There are now 20 sex offenders registered at SCC – seven Level 3’s, two Level 2’s and 11 Level 1’s, she said. A Level 2 offender was expelled this week for viewing pornographic material on a library computer, she said. There’s one Level 1 offender enrolled at Spokane Falls Community College.

SCC hasn’t had a recent case of a sex offense on campus, but the issue came to the forefront after an instructor raised questions about how to handle an offender in his class this fall. It’s also been fueled by intense interest in the arrest of Joseph E. Duncan III, the registered sex offender implicated in the slayings of four Coeur d’Alene family members.

This fall, a Level 3 offender enrolled in an English course at SCC. His instructor – who declined to be interviewed – was concerned about having him in his classroom, in particular because the class included Running Start students, who are high schoolers earning college credit.

The school placed him in correspondence-style classes and has banned him from campus, after he resisted following rules set by the school, McKenzie said.

SCC put together a panel discussion with law enforcement officials Tuesday to address questions and concerns that arose in the wake of that incident. Attempts to interview faculty members about the issue have been unsuccessful this week, though instructors did ask questions at the forum.

“We have no idea, really, what to do,” one said.

In particular, instructors said, they wondered how much they should be telling their students about the presence of sex offenders in the classroom, and why those decisions are falling to them.

McKenzie said SCC is putting together a panel to review the school’s policies on sex offender notification, and is planning to provide more guidance to instructors in the future.

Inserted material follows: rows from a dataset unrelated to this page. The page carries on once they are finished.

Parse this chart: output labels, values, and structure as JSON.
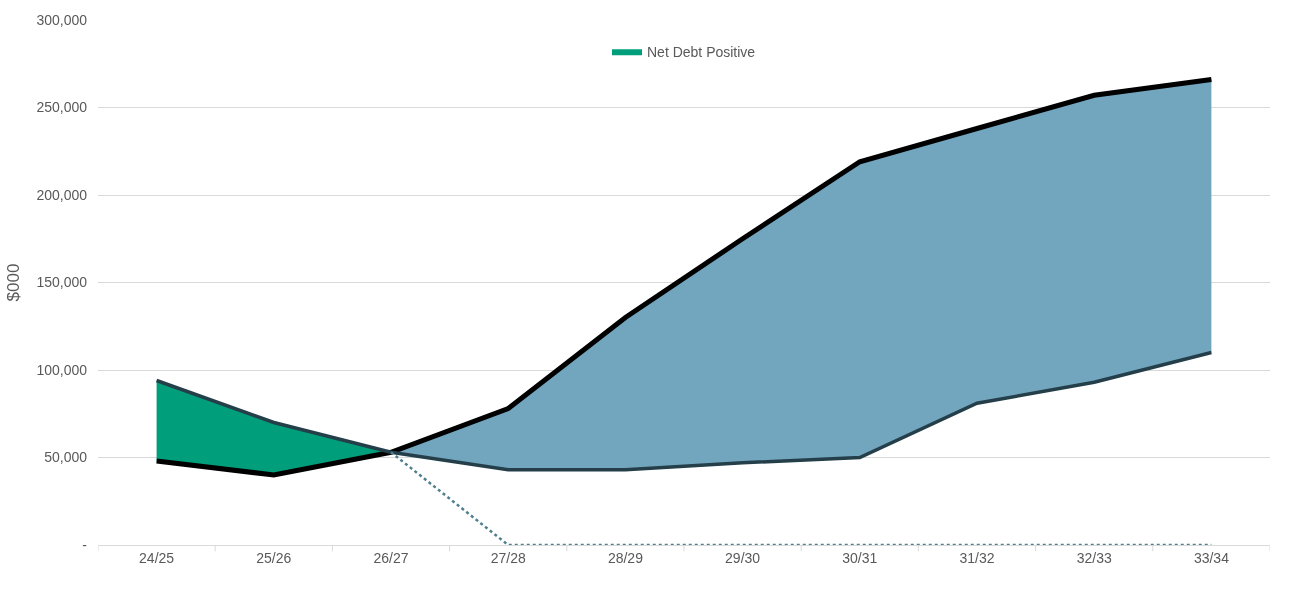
{
  "chart_data": {
    "type": "line",
    "ylabel": "$000",
    "categories": [
      "24/25",
      "25/26",
      "26/27",
      "27/28",
      "28/29",
      "29/30",
      "30/31",
      "31/32",
      "32/33",
      "33/34"
    ],
    "series": [
      {
        "color": "#000000",
        "values": [
          48000,
          40000,
          53000,
          78000,
          130000,
          175000,
          219000,
          238000,
          257000,
          266000
        ]
      },
      {
        "type": "area",
        "name": "Net Debt Positive",
        "color": "#009e7b",
        "values": [
          94000,
          70000,
          53000,
          null,
          null,
          null,
          null,
          null,
          null,
          null
        ]
      },
      {
        "color": "#243f4a",
        "values": [
          94000,
          70000,
          53000,
          43000,
          43000,
          47000,
          50000,
          81000,
          93000,
          110000
        ]
      },
      {
        "type": "area",
        "color": "#72a6bf",
        "values": [
          null,
          null,
          53000,
          78000,
          130000,
          175000,
          219000,
          238000,
          257000,
          266000
        ]
      },
      {
        "color": "#4f7f8c",
        "line_style": "dotted",
        "values": [
          null,
          null,
          53000,
          0,
          0,
          0,
          0,
          0,
          0,
          0
        ]
      }
    ],
    "ylim": [
      0,
      300000
    ],
    "yticks": [
      {
        "value": 0,
        "label": "-"
      },
      {
        "value": 50000,
        "label": "50,000"
      },
      {
        "value": 100000,
        "label": "100,000"
      },
      {
        "value": 150000,
        "label": "150,000"
      },
      {
        "value": 200000,
        "label": "200,000"
      },
      {
        "value": 250000,
        "label": "250,000"
      },
      {
        "value": 300000,
        "label": "300,000"
      }
    ],
    "grid": "y",
    "legend": "top",
    "marker": "none"
  }
}
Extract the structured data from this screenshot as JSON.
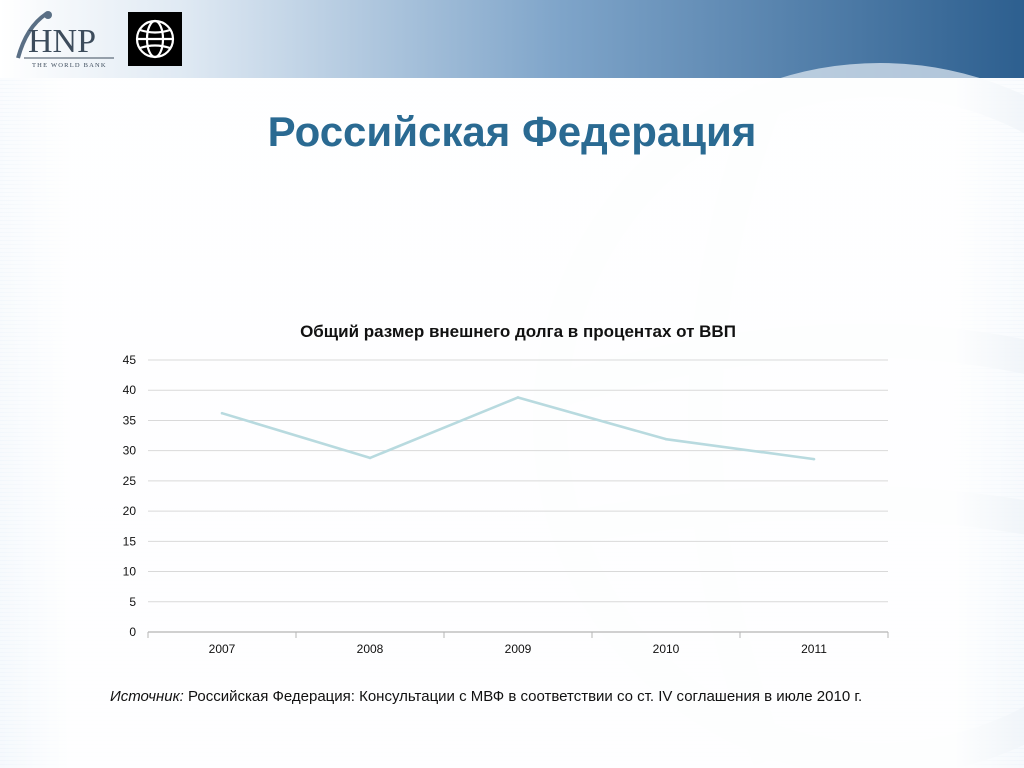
{
  "slide": {
    "title": "Российская Федерация",
    "source_label": "Источник:",
    "source_text": " Российская Федерация: Консультации с МВФ в соответствии со  ст. IV соглашения в июле 2010 г."
  },
  "logos": {
    "hnp_text": "HNP",
    "hnp_tagline": "THE WORLD BANK",
    "world_bank_icon": "globe-icon"
  },
  "colors": {
    "title": "#2a6a92",
    "line": "#b8dadf",
    "grid": "#d9d9d9"
  },
  "chart_data": {
    "type": "line",
    "title": "Общий размер внешнего долга в процентах от ВВП",
    "categories": [
      "2007",
      "2008",
      "2009",
      "2010",
      "2011"
    ],
    "series": [
      {
        "values": [
          36.2,
          28.8,
          38.8,
          31.9,
          28.6
        ]
      }
    ],
    "ylim": [
      0,
      45
    ],
    "yticks": [
      "0",
      "5",
      "10",
      "15",
      "20",
      "25",
      "30",
      "35",
      "40",
      "45"
    ],
    "grid": true,
    "legend": "none"
  }
}
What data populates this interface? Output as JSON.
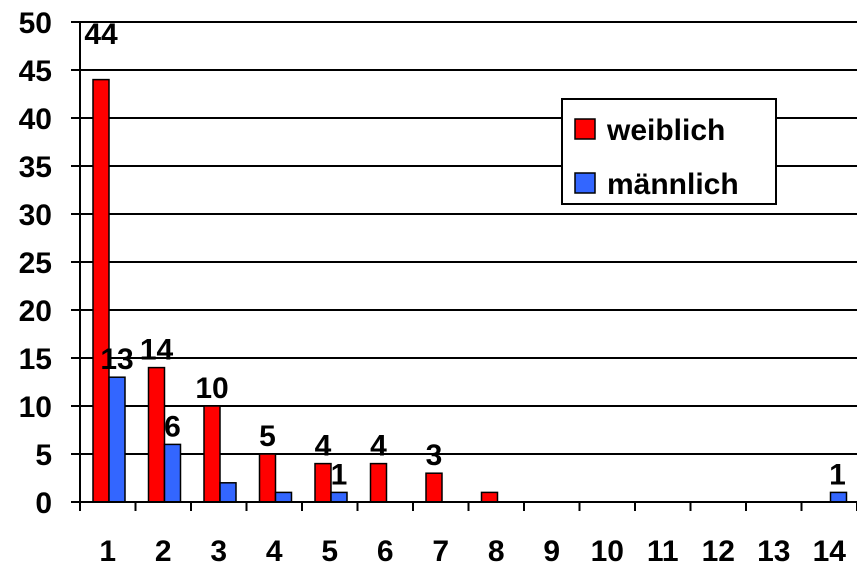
{
  "chart_data": {
    "type": "bar",
    "title": "",
    "xlabel": "",
    "ylabel": "",
    "ylim": [
      0,
      50
    ],
    "yticks": [
      "0",
      "5",
      "10",
      "15",
      "20",
      "25",
      "30",
      "35",
      "40",
      "45",
      "50"
    ],
    "categories": [
      "1",
      "2",
      "3",
      "4",
      "5",
      "6",
      "7",
      "8",
      "9",
      "10",
      "11",
      "12",
      "13",
      "14"
    ],
    "grid": true,
    "legend_position": "top-right",
    "series": [
      {
        "name": "weiblich",
        "color": "#ff0000",
        "values": [
          44,
          14,
          10,
          5,
          4,
          4,
          3,
          1,
          0,
          0,
          0,
          0,
          0,
          0
        ],
        "data_labels": [
          "44",
          "14",
          "10",
          "5",
          "4",
          "4",
          "3",
          "",
          "",
          "",
          "",
          "",
          "",
          ""
        ]
      },
      {
        "name": "männlich",
        "color": "#3366ff",
        "values": [
          13,
          6,
          2,
          1,
          1,
          0,
          0,
          0,
          0,
          0,
          0,
          0,
          0,
          1
        ],
        "data_labels": [
          "13",
          "6",
          "",
          "",
          "1",
          "",
          "",
          "",
          "",
          "",
          "",
          "",
          "",
          "1"
        ]
      }
    ]
  }
}
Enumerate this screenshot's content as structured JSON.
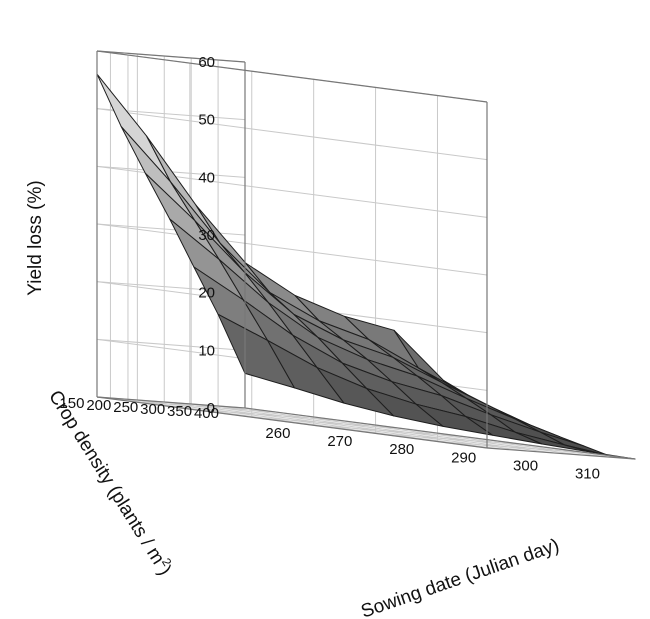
{
  "chart_data": {
    "type": "surface",
    "title": "",
    "zlabel": "Yield loss (%)",
    "ylabel": "Crop density (plants / m",
    "ylabel_sup": "2",
    "ylabel_close": ")",
    "xlabel": "Sowing date (Julian day)",
    "zlim": [
      0,
      60
    ],
    "grid": true,
    "z_ticks": [
      "0",
      "10",
      "20",
      "30",
      "40",
      "50",
      "60"
    ],
    "y_ticks": [
      "150",
      "200",
      "250",
      "300",
      "350",
      "400"
    ],
    "x_ticks": [
      "260",
      "270",
      "280",
      "290",
      "300",
      "310"
    ],
    "sowing_date": [
      255,
      263,
      271,
      279,
      287,
      295,
      303,
      311,
      318
    ],
    "crop_density": [
      125,
      170,
      215,
      260,
      305,
      350,
      400
    ],
    "yield_loss": [
      [
        56.0,
        46.4,
        35.5,
        26.6,
        22.1,
        19.6,
        18.3,
        10.7,
        7.0
      ],
      [
        47.2,
        38.7,
        29.2,
        21.8,
        18.0,
        15.9,
        12.1,
        8.5,
        5.5
      ],
      [
        39.4,
        32.3,
        24.5,
        18.3,
        15.0,
        13.1,
        9.8,
        6.7,
        4.2
      ],
      [
        31.8,
        25.9,
        19.5,
        14.6,
        11.9,
        10.2,
        7.4,
        4.9,
        2.9
      ],
      [
        23.8,
        19.2,
        14.2,
        10.5,
        8.4,
        7.1,
        4.9,
        3.0,
        1.6
      ],
      [
        15.9,
        12.5,
        8.9,
        6.4,
        4.8,
        3.8,
        2.2,
        1.1,
        0.3
      ],
      [
        6.0,
        4.6,
        3.1,
        2.0,
        1.3,
        0.9,
        0.5,
        0.2,
        0.0
      ]
    ]
  }
}
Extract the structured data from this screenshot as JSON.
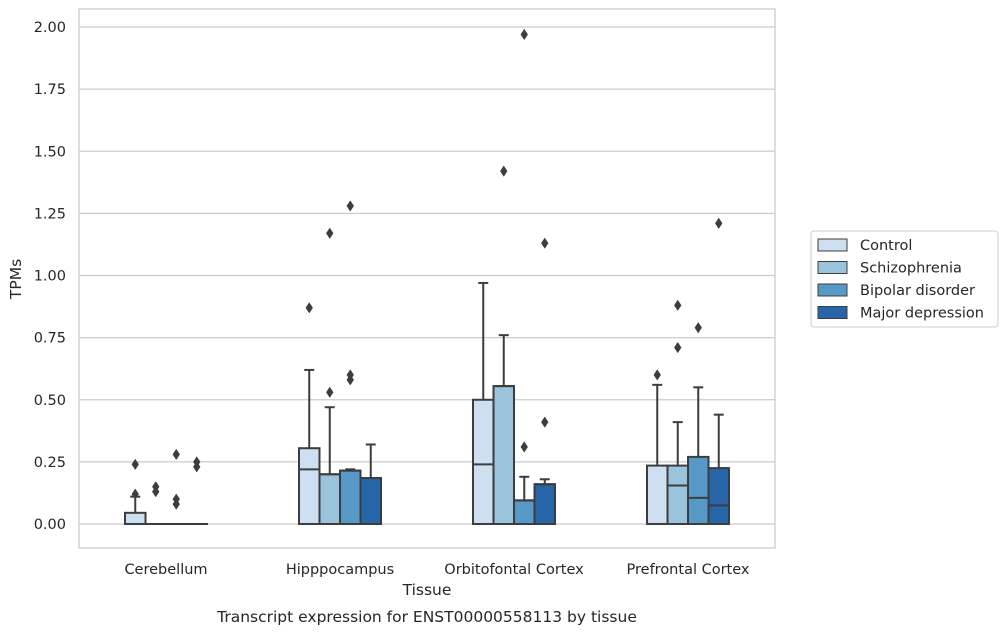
{
  "caption": "Transcript expression for ENST00000558113 by tissue",
  "chart_data": {
    "type": "box",
    "title": "",
    "xlabel": "Tissue",
    "ylabel": "TPMs",
    "ylim": [
      -0.1,
      2.07
    ],
    "yticks": [
      0.0,
      0.25,
      0.5,
      0.75,
      1.0,
      1.25,
      1.5,
      1.75,
      2.0
    ],
    "ytick_labels": [
      "0.00",
      "0.25",
      "0.50",
      "0.75",
      "1.00",
      "1.25",
      "1.50",
      "1.75",
      "2.00"
    ],
    "grid": "horizontal",
    "legend_position": "right",
    "categories": [
      "Cerebellum",
      "Hipppocampus",
      "Orbitofontal Cortex",
      "Prefrontal Cortex"
    ],
    "series": [
      {
        "name": "Control",
        "color": "#cddff0",
        "boxes": [
          {
            "q1": 0.0,
            "median": 0.0,
            "q3": 0.045,
            "whislo": 0.0,
            "whishi": 0.11,
            "fliers": [
              0.12,
              0.24
            ]
          },
          {
            "q1": 0.0,
            "median": 0.22,
            "q3": 0.305,
            "whislo": 0.0,
            "whishi": 0.62,
            "fliers": [
              0.87
            ]
          },
          {
            "q1": 0.0,
            "median": 0.24,
            "q3": 0.5,
            "whislo": 0.0,
            "whishi": 0.97,
            "fliers": []
          },
          {
            "q1": 0.0,
            "median": 0.0,
            "q3": 0.235,
            "whislo": 0.0,
            "whishi": 0.56,
            "fliers": [
              0.6
            ]
          }
        ]
      },
      {
        "name": "Schizophrenia",
        "color": "#9ac3dc",
        "boxes": [
          {
            "q1": 0.0,
            "median": 0.0,
            "q3": 0.0,
            "whislo": 0.0,
            "whishi": 0.0,
            "fliers": [
              0.13,
              0.15
            ]
          },
          {
            "q1": 0.0,
            "median": 0.2,
            "q3": 0.2,
            "whislo": 0.0,
            "whishi": 0.47,
            "fliers": [
              0.53,
              1.17
            ]
          },
          {
            "q1": 0.0,
            "median": 0.555,
            "q3": 0.555,
            "whislo": 0.0,
            "whishi": 0.76,
            "fliers": [
              1.42
            ]
          },
          {
            "q1": 0.0,
            "median": 0.155,
            "q3": 0.235,
            "whislo": 0.0,
            "whishi": 0.41,
            "fliers": [
              0.71,
              0.88
            ]
          }
        ]
      },
      {
        "name": "Bipolar disorder",
        "color": "#5699c6",
        "boxes": [
          {
            "q1": 0.0,
            "median": 0.0,
            "q3": 0.0,
            "whislo": 0.0,
            "whishi": 0.0,
            "fliers": [
              0.08,
              0.1,
              0.28
            ]
          },
          {
            "q1": 0.0,
            "median": 0.215,
            "q3": 0.215,
            "whislo": 0.0,
            "whishi": 0.22,
            "fliers": [
              0.58,
              0.6,
              1.28
            ]
          },
          {
            "q1": 0.0,
            "median": 0.095,
            "q3": 0.095,
            "whislo": 0.0,
            "whishi": 0.19,
            "fliers": [
              0.31,
              1.97
            ]
          },
          {
            "q1": 0.0,
            "median": 0.105,
            "q3": 0.27,
            "whislo": 0.0,
            "whishi": 0.55,
            "fliers": [
              0.79
            ]
          }
        ]
      },
      {
        "name": "Major depression",
        "color": "#2666a8",
        "boxes": [
          {
            "q1": 0.0,
            "median": 0.0,
            "q3": 0.0,
            "whislo": 0.0,
            "whishi": 0.0,
            "fliers": [
              0.23,
              0.25
            ]
          },
          {
            "q1": 0.0,
            "median": 0.185,
            "q3": 0.185,
            "whislo": 0.0,
            "whishi": 0.32,
            "fliers": []
          },
          {
            "q1": 0.0,
            "median": 0.16,
            "q3": 0.16,
            "whislo": 0.0,
            "whishi": 0.18,
            "fliers": [
              0.41,
              1.13
            ]
          },
          {
            "q1": 0.0,
            "median": 0.075,
            "q3": 0.225,
            "whislo": 0.0,
            "whishi": 0.44,
            "fliers": [
              1.21
            ]
          }
        ]
      }
    ]
  }
}
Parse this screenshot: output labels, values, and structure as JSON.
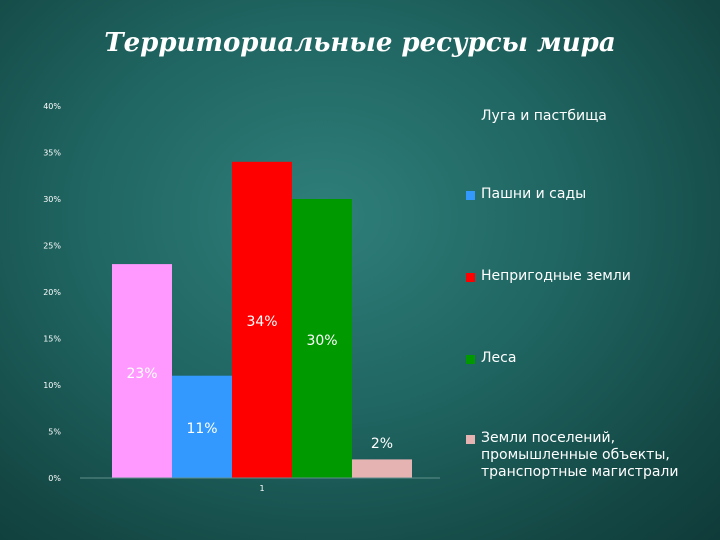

She said it’s likely that the school will begin notifying all students of sex offenders’ presence in the classroom.

That may help allay the fears of most students, but it may also present obstacles to offenders who are trying to get on with their lives, officials said.

Dave Bentley, a detective with the Spokane County Sheriff’s Office, said people often have the mistaken impression that sex offenders commit another crime 90 percent of the time – when it’s really more like 12 percent to 14 percent.

And Bob Bromps, who oversees sex offenders for the Department of Corrections, said that notification to other students may deter offenders who are trying to change their lives – and that could mean they’re nudged back toward crime.

In any case, he said, sex offenders are a part of the community that aren’t going away. “The majority are going to be out here amongst us,” he said.

Several members of the SCC student government could not be reached for comment Wednesday – a day that college campuses are nearly deserted before Thanksgiving.

Washington has more than 18,000 registered sex offenders, and they’re required by law to notify the sheriff if they intend to enroll in college.

At SCC, when school officials learn of such an enrollment they add the information to binders that are available to anyone on campus. If the offenders are levels 2 or 3, instructors and other relevant staffers are notified. Students are usually not told – though McKenzie said they can be if circumstances dictate.

The sex offender students’ progress is monitored regularly, and McKenzie meets with them periodically.

The open enrollment policy at the state’s community colleges allows officials to deny enrollment only if the student would be disruptive or unable to benefit from the classes.

A professor at the Tuesday forum asked why the school didn’t simply declare all Level 3 offenders – those considered the most likely to commit another sex offense – to be a disruptive presence.

McKenzie said she knew several sex offenders who were attending their classes, following the rules and earning good grades – making an honest effort to change.

“I don’t know how we justify those people as disruptive,” she said.